Change of Variables

I have a question regarding a change of variables on the observed space.

I am setting up a pymc3 model to perform a regression on the scaled log-odds of a success rate variable and then apply the inverse transformation to the posterior to interpret the results in the original variable space. Formally, I have an observed variable \theta \in (0, 1) and I apply the transformation h = f \circ g where g(\theta) = \text{logit}(\theta) and f(\theta) = \frac{\theta - m}{s} with m = \bar{\text{logit}(\theta)} and s ^ 2 = \frac{1}{n}\sum_{i=1}^n (\text{logit}(\theta_i) - \bar{\text{logit}(\theta)})^2. I then perform the inference with the model h(\theta) \sim \text{N}(\beta X, \sigma) and obtain a posterior distribution that I apply h^{-1} directly to.

That is, my code would look something like this

success_rate = np.array([0.01, 0.02])
logodds = scipy.special.logit(success_rate)
m = logodds.mean()
s = logodds.std()
observed = (logodds - m) / s
design_matrix = np.array([[1, 0, 0], [0, 1, 0]])

with pm.Model() as model:
    # Declare regression coefficients beta....
    mu =, beta)
    sigma = pm.HalfNormal('sigma', sd=1)
    likelihood = pm.Normal('likelihood', mu=mu, sd=sigma, observed=observed)

with model:
    trace = pm.sample()
    posterior = pm.sample_posterior_predictive(trace)['likelihood']
# logit inverse is expit.
predictions = scipy.special.expit(s * posterior + m) 

I was following along with the Stan article here: that mentions that if a change of variable occurs, a Jacobian adjustment needs to take place in order to preserve the probability mass under the change.

My question is, how can I correct my above procedure to take the Jacobian adjustment into account?

The Jacobian is only used when computing probability densities. Since you’re only mapping points, there is no need to take a Jacobian into account.

Because sample_posterior_predictive generates a set of (hopefully!) i.i.d. samples \theta_1, \dots, \theta_k from the marginal posterior \theta_\mathrm{post}, the transformed sample (g^{-1}\circ f^{-1})(\theta_1), \dots, (g^{-1}\circ f^{-1})(\theta_k) is an i.i.d. sample from the transformed posterior.

Now if you wanted to compute the PDF of \theta_\mathrm{post} on the observed scale, you need to know how the measure (volume) changes, and so you need the Jacobian.

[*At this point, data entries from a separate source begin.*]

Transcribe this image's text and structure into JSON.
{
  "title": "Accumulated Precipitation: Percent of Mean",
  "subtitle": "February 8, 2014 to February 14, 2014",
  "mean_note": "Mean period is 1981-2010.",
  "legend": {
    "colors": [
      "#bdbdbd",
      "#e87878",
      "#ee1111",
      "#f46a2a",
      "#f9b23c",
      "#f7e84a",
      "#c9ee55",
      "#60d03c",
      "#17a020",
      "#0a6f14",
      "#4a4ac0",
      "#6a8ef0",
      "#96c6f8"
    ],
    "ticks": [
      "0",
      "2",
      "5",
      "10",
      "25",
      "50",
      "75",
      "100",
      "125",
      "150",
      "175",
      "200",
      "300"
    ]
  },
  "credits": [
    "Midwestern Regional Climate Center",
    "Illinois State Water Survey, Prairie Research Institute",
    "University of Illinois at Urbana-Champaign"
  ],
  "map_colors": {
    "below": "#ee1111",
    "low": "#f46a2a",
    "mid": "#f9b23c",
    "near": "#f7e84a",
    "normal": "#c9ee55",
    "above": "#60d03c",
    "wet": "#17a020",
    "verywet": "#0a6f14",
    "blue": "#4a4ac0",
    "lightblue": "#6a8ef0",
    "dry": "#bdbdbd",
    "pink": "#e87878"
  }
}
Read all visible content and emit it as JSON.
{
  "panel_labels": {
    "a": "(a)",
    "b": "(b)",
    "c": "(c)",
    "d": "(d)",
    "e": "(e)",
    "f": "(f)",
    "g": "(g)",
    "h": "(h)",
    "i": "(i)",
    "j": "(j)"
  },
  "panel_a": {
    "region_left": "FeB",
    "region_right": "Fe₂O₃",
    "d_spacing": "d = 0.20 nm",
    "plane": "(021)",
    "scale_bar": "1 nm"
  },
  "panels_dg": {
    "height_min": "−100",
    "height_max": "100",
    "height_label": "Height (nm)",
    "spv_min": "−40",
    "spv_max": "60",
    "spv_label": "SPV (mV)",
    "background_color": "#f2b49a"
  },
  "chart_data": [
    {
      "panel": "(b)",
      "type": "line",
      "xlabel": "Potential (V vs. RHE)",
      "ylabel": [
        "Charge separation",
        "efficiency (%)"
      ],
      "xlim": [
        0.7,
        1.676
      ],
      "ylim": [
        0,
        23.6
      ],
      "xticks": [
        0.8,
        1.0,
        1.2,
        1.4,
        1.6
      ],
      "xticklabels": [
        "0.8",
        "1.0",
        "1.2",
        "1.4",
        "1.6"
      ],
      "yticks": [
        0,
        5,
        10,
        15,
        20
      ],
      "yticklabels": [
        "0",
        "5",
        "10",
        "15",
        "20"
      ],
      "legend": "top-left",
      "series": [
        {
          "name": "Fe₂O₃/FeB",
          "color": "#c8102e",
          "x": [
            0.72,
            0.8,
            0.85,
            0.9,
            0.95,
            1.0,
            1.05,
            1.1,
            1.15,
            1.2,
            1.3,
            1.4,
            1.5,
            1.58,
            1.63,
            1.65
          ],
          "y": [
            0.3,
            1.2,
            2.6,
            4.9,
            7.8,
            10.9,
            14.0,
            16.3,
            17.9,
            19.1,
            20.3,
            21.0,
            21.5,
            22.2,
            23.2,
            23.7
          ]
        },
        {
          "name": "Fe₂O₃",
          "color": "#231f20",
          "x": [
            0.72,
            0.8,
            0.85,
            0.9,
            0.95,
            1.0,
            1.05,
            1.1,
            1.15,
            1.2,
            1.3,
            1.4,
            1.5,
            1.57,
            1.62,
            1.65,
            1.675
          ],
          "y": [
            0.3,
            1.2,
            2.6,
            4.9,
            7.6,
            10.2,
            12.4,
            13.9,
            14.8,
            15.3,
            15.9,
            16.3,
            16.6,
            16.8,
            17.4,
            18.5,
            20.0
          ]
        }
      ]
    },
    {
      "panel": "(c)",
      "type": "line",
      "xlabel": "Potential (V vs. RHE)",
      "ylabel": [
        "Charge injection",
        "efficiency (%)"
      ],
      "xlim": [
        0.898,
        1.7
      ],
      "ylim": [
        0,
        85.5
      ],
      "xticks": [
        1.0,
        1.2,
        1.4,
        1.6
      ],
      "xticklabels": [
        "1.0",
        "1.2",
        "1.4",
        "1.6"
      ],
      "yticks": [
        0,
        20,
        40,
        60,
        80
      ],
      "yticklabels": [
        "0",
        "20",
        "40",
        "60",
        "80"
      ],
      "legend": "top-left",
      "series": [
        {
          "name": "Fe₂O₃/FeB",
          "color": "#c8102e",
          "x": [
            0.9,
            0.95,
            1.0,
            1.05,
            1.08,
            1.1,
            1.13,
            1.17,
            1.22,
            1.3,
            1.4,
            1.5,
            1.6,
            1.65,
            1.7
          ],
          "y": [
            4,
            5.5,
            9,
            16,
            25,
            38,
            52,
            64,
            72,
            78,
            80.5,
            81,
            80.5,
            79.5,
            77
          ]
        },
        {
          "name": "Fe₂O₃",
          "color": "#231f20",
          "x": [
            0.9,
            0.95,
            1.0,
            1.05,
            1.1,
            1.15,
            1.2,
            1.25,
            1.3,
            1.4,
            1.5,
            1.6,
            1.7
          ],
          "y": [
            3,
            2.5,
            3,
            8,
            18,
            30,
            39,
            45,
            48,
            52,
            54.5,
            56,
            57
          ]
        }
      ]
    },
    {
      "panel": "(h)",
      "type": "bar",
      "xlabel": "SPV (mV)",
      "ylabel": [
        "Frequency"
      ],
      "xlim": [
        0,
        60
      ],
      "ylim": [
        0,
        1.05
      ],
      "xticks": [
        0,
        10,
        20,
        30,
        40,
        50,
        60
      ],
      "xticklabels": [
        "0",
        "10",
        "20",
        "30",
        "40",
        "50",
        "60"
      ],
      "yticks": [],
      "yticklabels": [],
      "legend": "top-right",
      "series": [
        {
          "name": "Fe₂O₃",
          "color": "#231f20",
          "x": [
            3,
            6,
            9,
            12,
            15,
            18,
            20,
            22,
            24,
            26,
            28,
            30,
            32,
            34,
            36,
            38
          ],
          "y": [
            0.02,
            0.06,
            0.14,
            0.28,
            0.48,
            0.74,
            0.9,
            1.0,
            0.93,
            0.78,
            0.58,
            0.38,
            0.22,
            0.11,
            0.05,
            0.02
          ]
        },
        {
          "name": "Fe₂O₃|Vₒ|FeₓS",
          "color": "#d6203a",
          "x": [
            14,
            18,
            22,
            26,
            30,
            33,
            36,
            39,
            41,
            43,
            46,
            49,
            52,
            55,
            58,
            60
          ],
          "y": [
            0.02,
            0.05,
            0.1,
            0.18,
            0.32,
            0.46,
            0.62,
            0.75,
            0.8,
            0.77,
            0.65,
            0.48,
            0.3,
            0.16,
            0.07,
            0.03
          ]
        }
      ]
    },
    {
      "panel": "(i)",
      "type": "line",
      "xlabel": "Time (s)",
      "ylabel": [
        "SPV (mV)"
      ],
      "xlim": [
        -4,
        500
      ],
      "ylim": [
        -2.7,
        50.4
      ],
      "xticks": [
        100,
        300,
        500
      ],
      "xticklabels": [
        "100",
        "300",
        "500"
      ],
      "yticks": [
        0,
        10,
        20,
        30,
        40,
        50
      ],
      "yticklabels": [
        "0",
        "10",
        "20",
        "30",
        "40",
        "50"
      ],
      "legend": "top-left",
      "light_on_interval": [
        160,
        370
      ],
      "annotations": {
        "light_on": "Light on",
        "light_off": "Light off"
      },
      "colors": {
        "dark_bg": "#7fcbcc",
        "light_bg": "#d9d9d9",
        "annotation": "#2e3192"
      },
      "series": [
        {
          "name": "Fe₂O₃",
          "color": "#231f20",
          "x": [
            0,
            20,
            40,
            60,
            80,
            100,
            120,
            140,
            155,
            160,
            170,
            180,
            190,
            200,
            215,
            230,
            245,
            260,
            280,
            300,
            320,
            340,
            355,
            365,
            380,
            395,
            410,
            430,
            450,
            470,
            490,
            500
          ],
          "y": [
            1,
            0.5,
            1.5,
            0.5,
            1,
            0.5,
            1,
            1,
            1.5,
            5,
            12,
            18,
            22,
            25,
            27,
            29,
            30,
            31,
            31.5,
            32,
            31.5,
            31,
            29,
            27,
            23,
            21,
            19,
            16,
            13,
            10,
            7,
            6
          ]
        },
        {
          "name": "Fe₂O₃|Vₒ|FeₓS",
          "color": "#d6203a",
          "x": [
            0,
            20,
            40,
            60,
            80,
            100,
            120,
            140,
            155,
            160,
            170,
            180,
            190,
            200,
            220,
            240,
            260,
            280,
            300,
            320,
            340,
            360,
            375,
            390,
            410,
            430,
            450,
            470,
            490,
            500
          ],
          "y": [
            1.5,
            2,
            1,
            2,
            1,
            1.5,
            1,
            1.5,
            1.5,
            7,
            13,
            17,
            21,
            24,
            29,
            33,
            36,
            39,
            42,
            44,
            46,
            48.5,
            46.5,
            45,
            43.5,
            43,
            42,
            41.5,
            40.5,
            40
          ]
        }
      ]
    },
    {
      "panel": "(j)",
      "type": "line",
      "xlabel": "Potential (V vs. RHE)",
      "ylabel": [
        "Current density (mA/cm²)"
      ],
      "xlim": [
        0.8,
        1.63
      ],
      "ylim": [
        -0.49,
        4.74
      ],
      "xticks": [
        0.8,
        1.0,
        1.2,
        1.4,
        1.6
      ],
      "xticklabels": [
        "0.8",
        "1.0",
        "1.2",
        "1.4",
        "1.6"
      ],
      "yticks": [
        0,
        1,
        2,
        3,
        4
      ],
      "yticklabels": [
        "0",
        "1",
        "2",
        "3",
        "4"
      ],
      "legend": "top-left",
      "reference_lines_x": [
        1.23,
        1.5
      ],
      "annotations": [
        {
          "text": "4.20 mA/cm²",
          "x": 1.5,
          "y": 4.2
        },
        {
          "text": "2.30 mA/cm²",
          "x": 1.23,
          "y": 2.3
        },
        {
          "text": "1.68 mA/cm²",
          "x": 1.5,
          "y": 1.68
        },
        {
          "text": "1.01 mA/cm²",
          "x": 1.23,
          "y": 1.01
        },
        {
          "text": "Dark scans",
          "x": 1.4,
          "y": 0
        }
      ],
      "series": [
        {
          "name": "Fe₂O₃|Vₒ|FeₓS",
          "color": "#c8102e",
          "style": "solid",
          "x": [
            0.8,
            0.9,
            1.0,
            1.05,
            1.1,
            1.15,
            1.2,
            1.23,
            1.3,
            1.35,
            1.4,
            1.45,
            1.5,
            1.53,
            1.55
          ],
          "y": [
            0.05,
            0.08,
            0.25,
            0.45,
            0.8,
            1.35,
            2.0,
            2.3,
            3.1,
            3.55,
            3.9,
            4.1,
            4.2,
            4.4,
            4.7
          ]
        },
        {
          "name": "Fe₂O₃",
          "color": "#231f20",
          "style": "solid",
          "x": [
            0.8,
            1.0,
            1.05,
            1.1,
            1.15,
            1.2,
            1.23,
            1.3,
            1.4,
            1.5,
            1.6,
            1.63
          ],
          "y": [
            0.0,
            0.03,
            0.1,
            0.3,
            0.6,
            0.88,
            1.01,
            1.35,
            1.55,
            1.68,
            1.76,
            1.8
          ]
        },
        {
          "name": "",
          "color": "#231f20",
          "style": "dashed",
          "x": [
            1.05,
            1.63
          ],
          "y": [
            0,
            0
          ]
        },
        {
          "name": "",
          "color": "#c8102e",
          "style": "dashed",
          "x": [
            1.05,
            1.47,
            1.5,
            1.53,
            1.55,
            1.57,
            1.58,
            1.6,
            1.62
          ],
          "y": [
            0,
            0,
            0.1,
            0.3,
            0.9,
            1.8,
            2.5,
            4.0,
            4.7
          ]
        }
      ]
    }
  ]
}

Letting \varphi = w(\theta_\mathrm{post}) with w=h^{-1}. Only the density of \varphi involves the Jacobian J_w of w

f_\varphi(\varphi) = \frac{f_{\theta_\mathrm{post}}(h(\varphi))}{|J_w[h(\varphi)]|}

To be clear, \theta_{\mathrm{post}} refers to the distribution on the transformed scale, while \varphi refers to the distribution on the observed scale. And, depending on your choice of priors, f_{\theta_\mathrm{post}} may not even have a closed-form.

1 Like

So it sounds like applying h^{-1} to all points from the iid posterior is correct if I’m trying to interpret the inference on the observed scale.

Meaning for record i, h^{-1}(\theta_i) is the posterior distribution of predicted outcomes in the observed space, correct?

h^{-1}(\theta_i) is a sample from the posterior distribution of predicted outcomes, in the observed space.

1 Like

Sorry, I meant that \theta_i is a vector of draws from the posterior for record i, i.e. it has all of the m draws from the posterior.

Edit: Ahh, re-reading I understand your argument.